Nick Hackworth

Galleon and Other Stories, Saatchi Gallery

Essays & Reviews Evening Standard

It was the peculiar intensity of the critical attacks levelled at New Blood, the last show at the Saatchi Gallery, that reaffirmed that old cliché about the English hating only one thing more than failure— success. Held in the grip of a collective Oedipal impulse, many in the contemporary art world have been sharpening their knives for the father figure of Britart, declaring that his days as a tastemaker are over.

However, just as it has been for the past decade, the Saatchi Gallery remains the best single place to see new British and international contemporary art, for Charles Saatchi still sees more new art than anyone around and much of it ends up here, as in this exhibition of recent acquisitions from 11 artists, Galleon and Other Stories.

Though eclectic in range and mixed in quality, there are happily none of the howlers that so disastrously infected New Blood, though JFC Bible Burgers by Mally Mallison, a deliberately cack-handed installation apparently about the relationship between neo-Nazism and East End kebab shops, comes close.

Large and notable sculptural pieces dominate. Beneath the Stride of Giants, a Viking longship created by Brian Griffiths from bits of old furniture, exudes a faint air of poignant elegy for the age of epic heroism, an air which is sustained by New Yorker Annie Chu’s modern take on ancient Western and Chinese funerary sculpture. In contrast, Conrad Shawcross’s engaging Light Perpetual, a kinetic wooden sculpture, revolves with the neurotic speed and self-possession of contemporary society.

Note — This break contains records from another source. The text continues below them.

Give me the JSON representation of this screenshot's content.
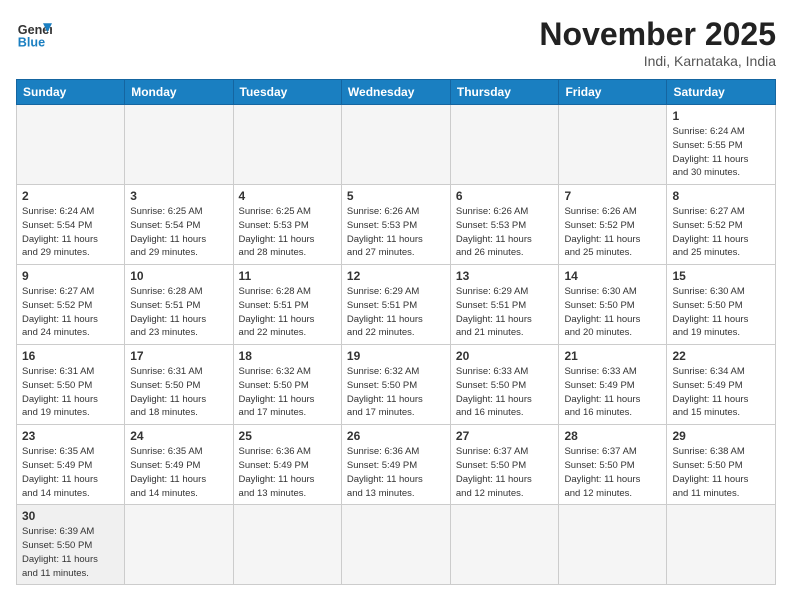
{
  "logo": {
    "line1": "General",
    "line2": "Blue"
  },
  "title": "November 2025",
  "location": "Indi, Karnataka, India",
  "days_of_week": [
    "Sunday",
    "Monday",
    "Tuesday",
    "Wednesday",
    "Thursday",
    "Friday",
    "Saturday"
  ],
  "weeks": [
    [
      {
        "day": "",
        "info": ""
      },
      {
        "day": "",
        "info": ""
      },
      {
        "day": "",
        "info": ""
      },
      {
        "day": "",
        "info": ""
      },
      {
        "day": "",
        "info": ""
      },
      {
        "day": "",
        "info": ""
      },
      {
        "day": "1",
        "info": "Sunrise: 6:24 AM\nSunset: 5:55 PM\nDaylight: 11 hours\nand 30 minutes."
      }
    ],
    [
      {
        "day": "2",
        "info": "Sunrise: 6:24 AM\nSunset: 5:54 PM\nDaylight: 11 hours\nand 29 minutes."
      },
      {
        "day": "3",
        "info": "Sunrise: 6:25 AM\nSunset: 5:54 PM\nDaylight: 11 hours\nand 29 minutes."
      },
      {
        "day": "4",
        "info": "Sunrise: 6:25 AM\nSunset: 5:53 PM\nDaylight: 11 hours\nand 28 minutes."
      },
      {
        "day": "5",
        "info": "Sunrise: 6:26 AM\nSunset: 5:53 PM\nDaylight: 11 hours\nand 27 minutes."
      },
      {
        "day": "6",
        "info": "Sunrise: 6:26 AM\nSunset: 5:53 PM\nDaylight: 11 hours\nand 26 minutes."
      },
      {
        "day": "7",
        "info": "Sunrise: 6:26 AM\nSunset: 5:52 PM\nDaylight: 11 hours\nand 25 minutes."
      },
      {
        "day": "8",
        "info": "Sunrise: 6:27 AM\nSunset: 5:52 PM\nDaylight: 11 hours\nand 25 minutes."
      }
    ],
    [
      {
        "day": "9",
        "info": "Sunrise: 6:27 AM\nSunset: 5:52 PM\nDaylight: 11 hours\nand 24 minutes."
      },
      {
        "day": "10",
        "info": "Sunrise: 6:28 AM\nSunset: 5:51 PM\nDaylight: 11 hours\nand 23 minutes."
      },
      {
        "day": "11",
        "info": "Sunrise: 6:28 AM\nSunset: 5:51 PM\nDaylight: 11 hours\nand 22 minutes."
      },
      {
        "day": "12",
        "info": "Sunrise: 6:29 AM\nSunset: 5:51 PM\nDaylight: 11 hours\nand 22 minutes."
      },
      {
        "day": "13",
        "info": "Sunrise: 6:29 AM\nSunset: 5:51 PM\nDaylight: 11 hours\nand 21 minutes."
      },
      {
        "day": "14",
        "info": "Sunrise: 6:30 AM\nSunset: 5:50 PM\nDaylight: 11 hours\nand 20 minutes."
      },
      {
        "day": "15",
        "info": "Sunrise: 6:30 AM\nSunset: 5:50 PM\nDaylight: 11 hours\nand 19 minutes."
      }
    ],
    [
      {
        "day": "16",
        "info": "Sunrise: 6:31 AM\nSunset: 5:50 PM\nDaylight: 11 hours\nand 19 minutes."
      },
      {
        "day": "17",
        "info": "Sunrise: 6:31 AM\nSunset: 5:50 PM\nDaylight: 11 hours\nand 18 minutes."
      },
      {
        "day": "18",
        "info": "Sunrise: 6:32 AM\nSunset: 5:50 PM\nDaylight: 11 hours\nand 17 minutes."
      },
      {
        "day": "19",
        "info": "Sunrise: 6:32 AM\nSunset: 5:50 PM\nDaylight: 11 hours\nand 17 minutes."
      },
      {
        "day": "20",
        "info": "Sunrise: 6:33 AM\nSunset: 5:50 PM\nDaylight: 11 hours\nand 16 minutes."
      },
      {
        "day": "21",
        "info": "Sunrise: 6:33 AM\nSunset: 5:49 PM\nDaylight: 11 hours\nand 16 minutes."
      },
      {
        "day": "22",
        "info": "Sunrise: 6:34 AM\nSunset: 5:49 PM\nDaylight: 11 hours\nand 15 minutes."
      }
    ],
    [
      {
        "day": "23",
        "info": "Sunrise: 6:35 AM\nSunset: 5:49 PM\nDaylight: 11 hours\nand 14 minutes."
      },
      {
        "day": "24",
        "info": "Sunrise: 6:35 AM\nSunset: 5:49 PM\nDaylight: 11 hours\nand 14 minutes."
      },
      {
        "day": "25",
        "info": "Sunrise: 6:36 AM\nSunset: 5:49 PM\nDaylight: 11 hours\nand 13 minutes."
      },
      {
        "day": "26",
        "info": "Sunrise: 6:36 AM\nSunset: 5:49 PM\nDaylight: 11 hours\nand 13 minutes."
      },
      {
        "day": "27",
        "info": "Sunrise: 6:37 AM\nSunset: 5:50 PM\nDaylight: 11 hours\nand 12 minutes."
      },
      {
        "day": "28",
        "info": "Sunrise: 6:37 AM\nSunset: 5:50 PM\nDaylight: 11 hours\nand 12 minutes."
      },
      {
        "day": "29",
        "info": "Sunrise: 6:38 AM\nSunset: 5:50 PM\nDaylight: 11 hours\nand 11 minutes."
      }
    ],
    [
      {
        "day": "30",
        "info": "Sunrise: 6:39 AM\nSunset: 5:50 PM\nDaylight: 11 hours\nand 11 minutes."
      },
      {
        "day": "",
        "info": ""
      },
      {
        "day": "",
        "info": ""
      },
      {
        "day": "",
        "info": ""
      },
      {
        "day": "",
        "info": ""
      },
      {
        "day": "",
        "info": ""
      },
      {
        "day": "",
        "info": ""
      }
    ]
  ]
}
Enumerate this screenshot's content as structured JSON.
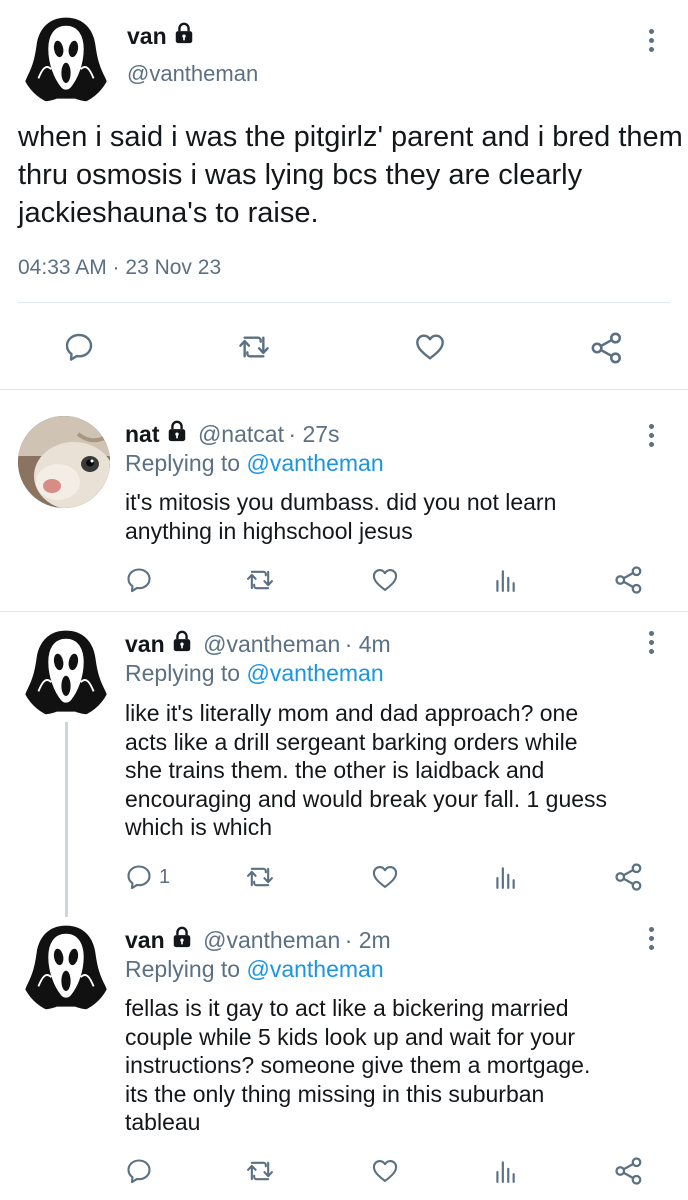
{
  "main_tweet": {
    "display_name": "van",
    "handle": "@vantheman",
    "text": "when i said i was the pitgirlz' parent and i bred them thru osmosis i was lying bcs they are clearly jackieshauna's to raise.",
    "timestamp": "04:33 AM · 23 Nov 23",
    "avatar_icon": "ghostface-mask-icon",
    "actions": [
      "reply-icon",
      "retweet-icon",
      "like-icon",
      "share-icon"
    ]
  },
  "replies": [
    {
      "display_name": "nat",
      "handle": "@natcat",
      "age": "· 27s",
      "replying_prefix": "Replying to",
      "replying_to": "@vantheman",
      "text_lines": [
        "it's mitosis you dumbass. did you not learn",
        "anything in highschool jesus"
      ],
      "avatar_icon": "cat-photo-avatar",
      "reply_count": ""
    },
    {
      "display_name": "van",
      "handle": "@vantheman",
      "age": "· 4m",
      "replying_prefix": "Replying to",
      "replying_to": "@vantheman",
      "text_lines": [
        "like it's literally mom and dad approach? one",
        "acts like a drill sergeant barking orders while",
        "she trains them. the other is laidback and",
        "encouraging and would break your fall. 1 guess",
        "which is which"
      ],
      "avatar_icon": "ghostface-mask-icon",
      "reply_count": "1"
    },
    {
      "display_name": "van",
      "handle": "@vantheman",
      "age": "· 2m",
      "replying_prefix": "Replying to",
      "replying_to": "@vantheman",
      "text_lines": [
        "fellas is it gay to act like a bickering married",
        "couple while 5 kids look up and wait for your",
        "instructions? someone give them a mortgage.",
        "its the only thing missing in this suburban",
        "tableau"
      ],
      "avatar_icon": "ghostface-mask-icon",
      "reply_count": ""
    }
  ],
  "colors": {
    "text": "#14171a",
    "secondary": "#5b7083",
    "link": "#1b95e0",
    "divider": "#e1e8ed"
  }
}
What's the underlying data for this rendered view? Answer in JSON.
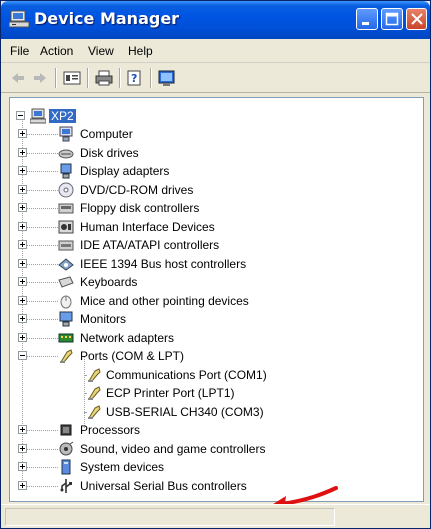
{
  "window": {
    "title": "Device Manager",
    "title_icon": "device-manager-icon"
  },
  "menu": [
    "File",
    "Action",
    "View",
    "Help"
  ],
  "toolbar": [
    "back-icon",
    "forward-icon",
    "properties-view-icon",
    "print-icon",
    "help-icon",
    "scan-hardware-icon"
  ],
  "tree": {
    "root": "XP2",
    "items": [
      {
        "label": "Computer",
        "icon": "computer-icon"
      },
      {
        "label": "Disk drives",
        "icon": "disk-drive-icon"
      },
      {
        "label": "Display adapters",
        "icon": "display-adapter-icon"
      },
      {
        "label": "DVD/CD-ROM drives",
        "icon": "dvd-drive-icon"
      },
      {
        "label": "Floppy disk controllers",
        "icon": "floppy-controller-icon"
      },
      {
        "label": "Human Interface Devices",
        "icon": "hid-icon"
      },
      {
        "label": "IDE ATA/ATAPI controllers",
        "icon": "ide-controller-icon"
      },
      {
        "label": "IEEE 1394 Bus host controllers",
        "icon": "ieee1394-icon"
      },
      {
        "label": "Keyboards",
        "icon": "keyboard-icon"
      },
      {
        "label": "Mice and other pointing devices",
        "icon": "mouse-icon"
      },
      {
        "label": "Monitors",
        "icon": "monitor-icon"
      },
      {
        "label": "Network adapters",
        "icon": "network-adapter-icon"
      },
      {
        "label": "Ports (COM & LPT)",
        "icon": "port-icon"
      },
      {
        "label": "Processors",
        "icon": "processor-icon"
      },
      {
        "label": "Sound, video and game controllers",
        "icon": "sound-icon"
      },
      {
        "label": "System devices",
        "icon": "system-device-icon"
      },
      {
        "label": "Universal Serial Bus controllers",
        "icon": "usb-icon"
      }
    ],
    "ports_children": [
      {
        "label": "Communications Port (COM1)",
        "icon": "port-icon"
      },
      {
        "label": "ECP Printer Port (LPT1)",
        "icon": "port-icon"
      },
      {
        "label": "USB-SERIAL CH340 (COM3)",
        "icon": "port-icon"
      }
    ]
  },
  "annotation": {
    "color": "#e01010",
    "icon": "red-arrow-icon"
  }
}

Simon Bedwell, survivor of art collective Bank, introduces a welcome note of bitter irony with a series of everyday, cheesy posters in the long corridor, onto which he has stencilled understated and amusing legends.

Across one, of a white stallion galloping in a fragrant meadow, he has graffitied “The rich will always be with us”, creating a piece that looks better than it sounds.

At the other end of the irony earnestness spectrum is Jamie Shovlin’s obsessive installation of fairly accomplished drawings by Naomi V Jelish, a fictitious but artistically precious 13-year-old of Shovlin’s invention who disappeared leaving only her work behind her.

As this and other recent shows have proved, no group as good or exciting as the Young British Artists has emerged recently. But if one does, it is likely that it will be Saatchi — as long as he continues to put on exhibitions such as this one and New Blood — who displays them first, which is why his gallery remains a space worth watching.

Until 30 November. Information: 020 7823 2363.